There's to be a meeting tomorrow, 2 June, between the "minister for work", Chris Grayling, and the body which represents the New Deal providers. That body, the Employment Related Services Association (ERSA) is chaired by Rob Murdoch, who is an executive director of A4e. The Financial Times reports on this today, and says that the providers "have spent millions bidding for the second wave of Labour's Flexible New Deal contracts". It goes on: "Those contracts were put on hold just as they were about to be awarded when the general election was called. But the existing providers also hold contracts under the first wave of Flexible New Deal that run to 2014." Current stop-gap contracts are due to stop taking on new clients next month, and the government wants the Work Programme up and running by April next year. Given that the government wants to roll up all the various existing contracts into one provision and put people on it much earlier, it "implies larger scale contracts", says Murdoch. He points out that if providers are only going to get paid for outcomes, it "has big implications for cashflows". If an organisation has to wait longer for payment, only the biggest companies can afford to bid for the contracts and stump up the money. Murdoch also has a threat for the government. "If they breach contracts, that would be very negative for how the provider market looks at the changes."
This is something which, presumably, the government has thought about. They have suggested in the past that they want to get smaller organisations and the "third sector" involved, but that will only happen if they act as sub-contractors to the big companies.

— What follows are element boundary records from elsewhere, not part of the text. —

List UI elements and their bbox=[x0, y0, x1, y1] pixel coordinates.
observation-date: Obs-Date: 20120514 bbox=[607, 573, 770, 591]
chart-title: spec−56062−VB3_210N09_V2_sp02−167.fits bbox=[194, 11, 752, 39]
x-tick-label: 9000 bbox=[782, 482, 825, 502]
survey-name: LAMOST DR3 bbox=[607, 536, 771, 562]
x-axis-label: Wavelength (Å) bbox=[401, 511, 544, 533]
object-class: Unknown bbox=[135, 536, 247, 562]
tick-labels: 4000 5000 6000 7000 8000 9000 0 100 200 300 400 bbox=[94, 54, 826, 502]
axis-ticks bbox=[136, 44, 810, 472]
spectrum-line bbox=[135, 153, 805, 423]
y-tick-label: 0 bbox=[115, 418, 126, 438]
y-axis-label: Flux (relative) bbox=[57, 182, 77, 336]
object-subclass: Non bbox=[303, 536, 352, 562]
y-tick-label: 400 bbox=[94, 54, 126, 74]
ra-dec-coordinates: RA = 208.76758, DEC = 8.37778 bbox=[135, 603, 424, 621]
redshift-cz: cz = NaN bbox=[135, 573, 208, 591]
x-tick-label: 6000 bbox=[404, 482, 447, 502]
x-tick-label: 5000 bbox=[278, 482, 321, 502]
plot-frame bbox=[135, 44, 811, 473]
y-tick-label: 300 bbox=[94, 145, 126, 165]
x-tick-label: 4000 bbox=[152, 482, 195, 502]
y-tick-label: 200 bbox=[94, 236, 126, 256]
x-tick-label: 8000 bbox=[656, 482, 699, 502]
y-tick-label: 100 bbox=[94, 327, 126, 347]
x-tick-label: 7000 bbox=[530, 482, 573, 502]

  1. Slightly edited comment from Mr Benn: "Rob Murdoch: Cash flow, business model, profit margin. Forgive my ignorance, but I don't see why the third-sector needs the likes of A4e to bid on their behalf. Seems like a more costly way of doing it."
    It's not the big companies bidding on behalf of the third sector. The smaller organisations can't afford to bid at all. They "partner" with the big outfits, which means that once the contracts are awarded, they sub-contract with A4e or Serco or the others to deliver specific bits of the contract.

  2. Employment Related Services Association (ERSA) is chaired by Rob Murdoch, who is an executive director of A4e

    isnt that a conflict of interest?

  3. No, I can't see why it should be. It's how all trade associations are run. It's not pretending to be independent.

  4. Interesting. No mentions about the lack of service fee being a problem for the reason of mediocre job outcomes in their industry.

    I thought the Con-servatives wanted the Work Programme in by late 2010 and not April 2011; although I never felt they could implement it so soon (as they hoped), isn't the intention to begin the WfYB pilots for those on FND rather than requiring more time to renamed FND and tweak a few aspects of it?

  5. I don't know about the WfYB pilots going ahead. I would assume that that they would continue with FND until the contracts could be converted. But that means that existing providers get the new contracts (if they want them) and no new providers get a look in - hardly competitive. They might have to buy out the existing contractors who don't want to go with the Work Programme - expensive.

  6. I can see the whole process taking months, with the threat of legal action on the part of some providers - which could mean it dragging on till next year.